The government claims that to “protect themselves from potential money judgments” the Sacklers withdrew approximately $11bn from the company and transferred it overseas – more than 40 per cent of which went to Purdue’s taxes. During this time, the Sacklers also began removing themselves from the company’s board.
With mounting lawsuits and about 75 per cent of its assets drained, Purdue filed for Chapter 11 bankruptcy in 2019.
But the Sacklers did not and instead negotiated a strategy.
In its proposed plan of reorganisation, Purdue Pharma would pay $1.2bn for administrative expenses and distribution to opioid victims. About 138,000 plaintiffs could receive anywhere between $3,500 and $48,000 over the next 10 years.
Then, in a separate settlement that would be implemented into Purdue’s reorganisation plan, the Sackler family agreed to contribute approximately $4.3bn – that number eventually turned into $6bn when the deal was sent to the Court of Appeals.
But in return for contributing to the settlement, the Sacklers and other non-debtors would be free of all opioid-related claims.
In short, it is a $6bn get-out-of-jail card.
The tactic has been used in other lawsuits to protect individual liability like in the sexual abuse suits against the Catholic Church and Boy Scouts of America.
Purdue Pharma’s bankruptcy plan was initially approved by a New York bankruptcy court and 95 per cent of the victims. However, most of the claimants who were entitled to vote or had personal injury claims failed to vote.
More than 2,600 personal-injury claimants voted against the plan – including Ms Isaacs.
"It’s just all wrong," Ms Isaacs told CBS News. "I want my day with Richard Sackler."

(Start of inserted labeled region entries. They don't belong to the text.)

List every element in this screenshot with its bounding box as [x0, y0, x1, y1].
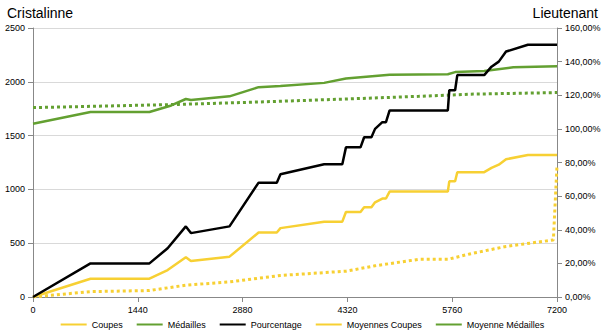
svg-text:20,00%: 20,00%	[565, 258, 596, 268]
svg-text:2000: 2000	[5, 77, 25, 87]
svg-text:500: 500	[10, 238, 25, 248]
svg-text:2880: 2880	[233, 305, 253, 315]
svg-text:Pourcentage: Pourcentage	[251, 320, 302, 330]
svg-text:120,00%: 120,00%	[565, 90, 601, 100]
svg-text:Lieutenant: Lieutenant	[533, 5, 599, 21]
svg-text:2500: 2500	[5, 23, 25, 33]
svg-text:60,00%: 60,00%	[565, 191, 596, 201]
svg-text:100,00%: 100,00%	[565, 124, 601, 134]
svg-text:Moyennes Coupes: Moyennes Coupes	[347, 320, 423, 330]
svg-text:Cristalinne: Cristalinne	[7, 5, 73, 21]
svg-text:1500: 1500	[5, 131, 25, 141]
svg-text:5760: 5760	[442, 305, 462, 315]
svg-text:7200: 7200	[547, 305, 567, 315]
svg-text:0: 0	[30, 305, 35, 315]
svg-text:80,00%: 80,00%	[565, 158, 596, 168]
svg-text:Moyenne Médailles: Moyenne Médailles	[467, 320, 545, 330]
svg-text:4320: 4320	[337, 305, 357, 315]
svg-text:Coupes: Coupes	[92, 320, 124, 330]
svg-text:160,00%: 160,00%	[565, 23, 601, 33]
svg-text:1000: 1000	[5, 184, 25, 194]
svg-text:0,00%: 0,00%	[565, 292, 591, 302]
svg-text:1440: 1440	[128, 305, 148, 315]
svg-text:140,00%: 140,00%	[565, 57, 601, 67]
svg-text:Médailles: Médailles	[168, 320, 207, 330]
svg-text:40,00%: 40,00%	[565, 225, 596, 235]
svg-text:0: 0	[20, 292, 25, 302]
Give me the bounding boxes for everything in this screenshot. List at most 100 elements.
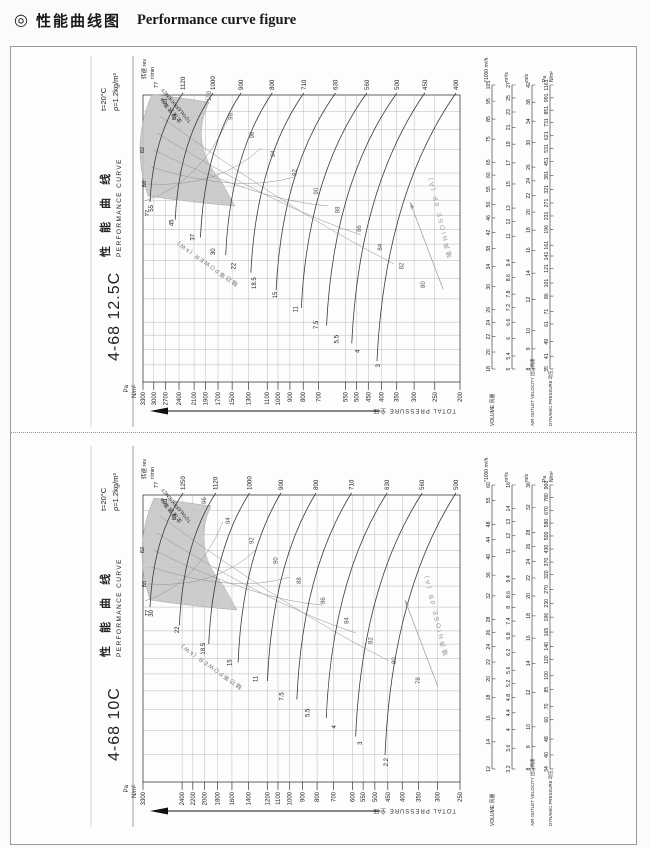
svg-text:80: 80: [392, 657, 398, 664]
svg-text:18: 18: [486, 366, 492, 372]
shaft-power-label: 轴功率POWER (kW): [178, 642, 244, 691]
svg-text:22: 22: [526, 575, 532, 581]
rpm-curves: 1250 1120 1000 900 800 710 630 560 500 转速 rev r/mi…: [140, 459, 460, 756]
svg-text:26: 26: [526, 543, 532, 549]
svg-text:3300: 3300: [141, 791, 147, 805]
svg-text:94: 94: [226, 517, 232, 524]
svg-text:40: 40: [486, 554, 492, 560]
svg-text:80: 80: [142, 581, 148, 587]
frame: [90, 56, 134, 427]
svg-text:90: 90: [314, 187, 320, 194]
svg-text:18: 18: [486, 694, 492, 700]
svg-text:800: 800: [301, 391, 307, 402]
page-title-en: Performance curve figure: [136, 12, 297, 28]
svg-text:VOLUME 风量: VOLUME 风量: [489, 793, 496, 826]
frame: [90, 446, 134, 827]
svg-text:AIR OUTLET VELOCITY 出口风速: AIR OUTLET VELOCITY 出口风速: [529, 358, 536, 426]
svg-text:84: 84: [378, 243, 384, 250]
svg-text:6.2: 6.2: [506, 649, 512, 656]
svg-text:800: 800: [269, 79, 276, 90]
svg-text:94: 94: [271, 150, 277, 157]
svg-text:Pa: Pa: [124, 784, 130, 792]
svg-text:1000: 1000: [276, 391, 282, 405]
svg-text:60: 60: [486, 482, 492, 488]
svg-text:71: 71: [544, 309, 550, 315]
svg-text:900: 900: [301, 791, 307, 802]
svg-text:AIR OUTLET VELOCITY 出口风速: AIR OUTLET VELOCITY 出口风速: [529, 758, 536, 826]
svg-text:Pa: Pa: [124, 384, 130, 392]
svg-text:11: 11: [506, 233, 512, 238]
svg-text:48: 48: [544, 736, 550, 742]
svg-text:1500: 1500: [230, 391, 236, 405]
svg-text:55: 55: [149, 204, 155, 211]
page-title: ◎ 性能曲线图 Performance curve figure: [14, 10, 296, 31]
svg-text:60: 60: [486, 172, 492, 178]
svg-text:710: 710: [349, 479, 356, 490]
svg-text:77: 77: [145, 210, 151, 216]
scale-row: 18 20 22 24 26 30 34 38 42 46 50 55 60 65 75 85 95 105 VOL…: [484, 57, 496, 426]
svg-text:24: 24: [526, 178, 532, 184]
svg-text:381: 381: [544, 171, 550, 180]
svg-text:m³/s: m³/s: [504, 472, 510, 482]
svg-text:14: 14: [486, 739, 492, 745]
svg-text:450: 450: [422, 79, 429, 90]
svg-text:7.8: 7.8: [506, 290, 512, 297]
svg-text:性 能 曲 线: 性 能 曲 线: [98, 569, 112, 657]
svg-text:96: 96: [202, 497, 208, 504]
svg-text:630: 630: [333, 79, 340, 90]
svg-text:m/s: m/s: [524, 473, 530, 482]
svg-text:34: 34: [486, 264, 492, 270]
svg-text:34: 34: [544, 766, 550, 772]
svg-text:560: 560: [364, 79, 371, 90]
svg-text:34: 34: [526, 118, 532, 124]
svg-text:61: 61: [544, 321, 550, 327]
svg-text:86: 86: [357, 225, 363, 232]
svg-text:46: 46: [486, 215, 492, 221]
svg-text:22: 22: [486, 334, 492, 340]
svg-text:23: 23: [506, 109, 512, 115]
svg-text:3000: 3000: [152, 391, 158, 405]
svg-text:40: 40: [544, 752, 550, 758]
svg-text:PERFORMANCE CURVE: PERFORMANCE CURVE: [116, 158, 123, 257]
svg-text:Pa: Pa: [542, 76, 548, 82]
scale-row: 35 41 49 61 71 86 101 121 141 161 196 231 271 321 381 4…: [542, 71, 555, 426]
svg-text:92: 92: [293, 168, 299, 175]
svg-text:N/m²: N/m²: [132, 785, 138, 798]
chart-svg-12-5C: 4-68 12.5C 性 能 曲 线 PERFORMANCE CURVE t=20°C…: [90, 56, 555, 427]
svg-text:65: 65: [486, 159, 492, 165]
svg-text:900: 900: [544, 481, 550, 490]
svg-text:15: 15: [506, 181, 512, 187]
svg-text:270: 270: [544, 585, 550, 594]
svg-text:450: 450: [386, 791, 392, 802]
svg-text:32: 32: [486, 593, 492, 599]
chart-title-block: 4-68 10C 性 能 曲 线 PERFORMANCE CURVE t=20°C ρ=…: [98, 473, 123, 761]
svg-text:81: 81: [163, 498, 169, 504]
shaft-power-label: 轴功率POWER (kW): [174, 239, 240, 288]
svg-text:7.5: 7.5: [280, 692, 286, 701]
svg-text:27: 27: [506, 82, 512, 88]
svg-text:16: 16: [486, 715, 492, 721]
svg-text:85: 85: [544, 687, 550, 693]
svg-text:88: 88: [335, 206, 341, 213]
svg-text:6.8: 6.8: [506, 632, 512, 639]
svg-text:14: 14: [526, 270, 532, 276]
svg-text:20: 20: [486, 349, 492, 355]
svg-text:82: 82: [140, 147, 146, 153]
svg-text:TOTAL PRESSURE 全压: TOTAL PRESSURE 全压: [372, 807, 456, 815]
svg-text:DYNAMIC PRESSURE 动压: DYNAMIC PRESSURE 动压: [547, 770, 554, 826]
svg-text:7.5: 7.5: [314, 320, 320, 329]
svg-text:12: 12: [506, 533, 512, 539]
svg-text:42: 42: [526, 82, 532, 88]
svg-text:*1000 m³/h: *1000 m³/h: [484, 457, 490, 482]
svg-text:141: 141: [544, 252, 550, 261]
svg-text:82: 82: [140, 547, 146, 553]
total-pressure-label: TOTAL PRESSURE 全压: [372, 407, 456, 415]
efficiency-contours: [144, 115, 395, 265]
svg-text:30: 30: [486, 284, 492, 290]
svg-text:13: 13: [506, 519, 512, 525]
svg-text:86: 86: [544, 293, 550, 299]
svg-text:271: 271: [544, 199, 550, 208]
efficiency-contours: [144, 515, 390, 662]
svg-text:60: 60: [544, 717, 550, 723]
svg-text:98: 98: [228, 112, 234, 119]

The US Trustee Program, an arm of the Justice Department that serves as a watchdog for bankruptcy cases, opposed the plan claiming that the deal prevents people from pursuing individual family members in civil court – imposing on their right to due process.
Curtis E Gannon, the deputy solicitor general arguing on behalf of the Trustee Program, said on Monday that because the Sackler family had not filed for bankruptcy themselves they should not be permitted to receive release protections through a bankruptcy court.

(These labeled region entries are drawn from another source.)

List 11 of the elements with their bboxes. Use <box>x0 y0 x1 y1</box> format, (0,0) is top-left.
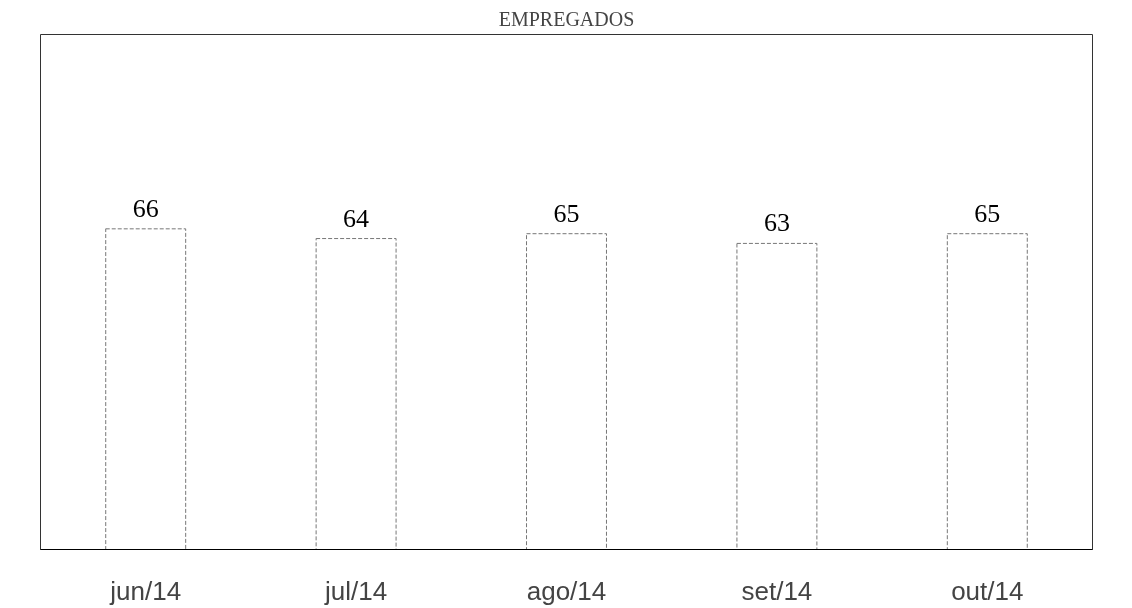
data-label: 65 <box>974 198 1001 228</box>
data-label: 63 <box>763 208 790 238</box>
x-tick-label: ago/14 <box>526 575 607 606</box>
x-tick-label: jul/14 <box>324 575 388 606</box>
data-label: 65 <box>553 198 580 228</box>
x-tick-label: out/14 <box>951 575 1024 606</box>
chart-title: EMPREGADOS <box>498 7 635 30</box>
data-label: 66 <box>132 193 159 223</box>
x-tick-label: jun/14 <box>109 575 182 606</box>
x-tick-label: set/14 <box>741 575 813 606</box>
data-label: 64 <box>343 203 370 233</box>
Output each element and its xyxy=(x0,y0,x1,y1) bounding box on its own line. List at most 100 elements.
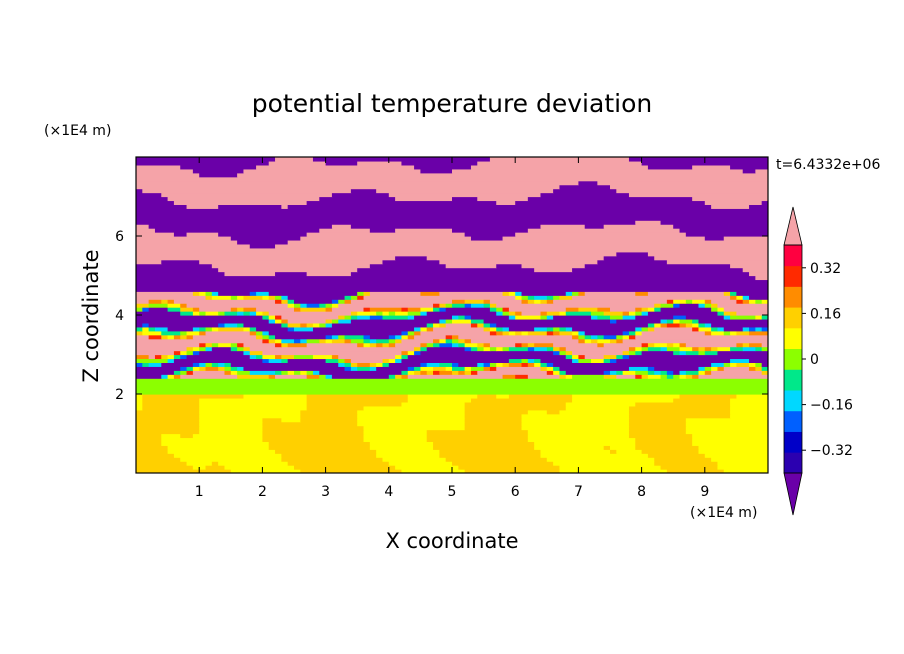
field-cell xyxy=(761,362,768,367)
field-cell xyxy=(319,228,371,233)
field-cell xyxy=(527,299,535,304)
field-cell xyxy=(616,338,624,344)
field-cell xyxy=(224,322,238,328)
field-cell xyxy=(540,449,611,454)
field-cell xyxy=(477,196,529,202)
field-cell xyxy=(382,457,447,462)
field-cell xyxy=(616,358,731,363)
field-cell xyxy=(136,425,200,431)
field-cell xyxy=(319,370,403,375)
field-cell xyxy=(275,334,327,340)
field-cell xyxy=(287,303,295,308)
field-cell xyxy=(736,362,750,367)
field-cell xyxy=(641,350,674,356)
field-cell xyxy=(572,374,605,379)
colorbar-bin xyxy=(784,327,802,350)
field-cell xyxy=(136,220,636,225)
field-cell xyxy=(470,164,649,170)
field-cell xyxy=(407,354,567,360)
field-cell xyxy=(426,255,605,261)
field-cell xyxy=(641,342,649,348)
field-cell xyxy=(268,445,371,450)
field-cell xyxy=(136,386,768,391)
field-cell xyxy=(622,338,768,344)
field-cell xyxy=(647,311,719,316)
field-cell xyxy=(603,370,611,375)
field-cell xyxy=(565,326,573,332)
field-cell xyxy=(331,374,390,379)
field-cell xyxy=(136,437,162,442)
field-cell xyxy=(439,318,447,324)
colorbar-bin xyxy=(784,286,802,308)
field-cell xyxy=(496,362,504,367)
field-cell xyxy=(161,299,169,304)
field-cell xyxy=(243,326,251,332)
field-cell xyxy=(521,413,630,419)
field-cell xyxy=(294,307,301,312)
field-cell xyxy=(749,366,756,371)
field-cell xyxy=(331,303,339,308)
field-cell xyxy=(515,232,687,237)
field-cell xyxy=(698,370,706,375)
field-cell xyxy=(628,405,731,411)
field-cell xyxy=(565,350,573,356)
field-cell xyxy=(673,224,768,229)
field-cell xyxy=(572,394,681,399)
field-cell xyxy=(249,326,257,332)
field-cell xyxy=(470,318,485,324)
field-cell xyxy=(483,346,491,352)
field-cell xyxy=(205,326,213,332)
field-cell xyxy=(521,299,529,304)
field-cell xyxy=(584,338,592,344)
field-cell xyxy=(363,334,371,340)
field-cell xyxy=(376,338,390,344)
field-cell xyxy=(136,413,200,419)
y-unit-label: (×1E4 m) xyxy=(44,123,111,139)
field-cell xyxy=(167,307,181,312)
field-cell xyxy=(344,315,352,320)
field-cell xyxy=(565,405,630,411)
field-cell xyxy=(470,303,485,308)
field-cell xyxy=(572,326,636,332)
field-cell xyxy=(363,433,428,439)
field-cell xyxy=(534,346,548,352)
field-cell xyxy=(660,220,768,225)
field-cell xyxy=(357,366,371,371)
field-cell xyxy=(717,307,725,312)
field-cell xyxy=(477,160,643,166)
field-cell xyxy=(262,417,282,423)
field-cell xyxy=(136,334,150,340)
field-cell xyxy=(452,299,466,304)
field-cell xyxy=(489,307,497,312)
field-cell xyxy=(433,370,440,375)
field-cell xyxy=(338,358,346,363)
field-cell xyxy=(237,322,245,328)
field-cell xyxy=(414,370,421,375)
field-cell xyxy=(749,330,768,336)
field-cell xyxy=(628,334,636,340)
field-cell xyxy=(610,315,624,320)
field-cell xyxy=(136,295,207,300)
field-cell xyxy=(262,433,365,439)
field-cell xyxy=(136,307,143,312)
field-cell xyxy=(508,311,516,316)
field-cell xyxy=(597,338,611,344)
field-cell xyxy=(527,295,535,300)
contour-field xyxy=(136,157,768,473)
field-cell xyxy=(546,311,561,316)
field-cell xyxy=(546,299,554,304)
field-cell xyxy=(357,421,466,427)
field-cell xyxy=(363,291,371,296)
field-cell xyxy=(331,224,352,229)
field-cell xyxy=(584,334,592,340)
field-cell xyxy=(685,421,768,427)
field-cell xyxy=(489,299,523,304)
field-cell xyxy=(382,311,390,316)
field-cell xyxy=(704,370,712,375)
field-cell xyxy=(534,441,636,446)
field-cell xyxy=(426,322,434,328)
field-cell xyxy=(572,350,624,356)
field-cell xyxy=(736,330,750,336)
field-cell xyxy=(433,307,440,312)
field-cell xyxy=(572,354,579,360)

The protections are typically reserved for those in “financial distress” but Mr Gannon said the Sackler family was not and cited how they increased their initial offer from $4.3bn to $6bn during litigation.
“The Sacklers have not made all their assets available to the state,” Mr Gannon told justices.
He suggested Congress could make legislation that would allow for deals like this to exist but in narrower situations.
Meanwhile, attorneys representing Purdue Pharma and unsecured creditors of Purdue Pharma said that the addition of the release was necessary in order for victims to have any sort of relief because the Sacklers would have refused to contribute to the deal if there was not one.
“Without the release, the plan will unravel, and Chapter 7 liquidation will occur,” Pratik Shah, representing The Official Committee of Unsecured Creditors of Purdue Pharma LP, said.
Mr Shah argued that the Sacklers would be faced with an overwhelming number of lawsuits, any of which could quickly wipe out any potential money for victims if civil suits were permitted.
By the end of the arguments, justices seemed split on the issue.
Should the court uphold the deal, it would set a precedent allowing other people to take advantage of company bankruptcy claims and avoid liability through broad releases.
The court will decide the case in spring 2024.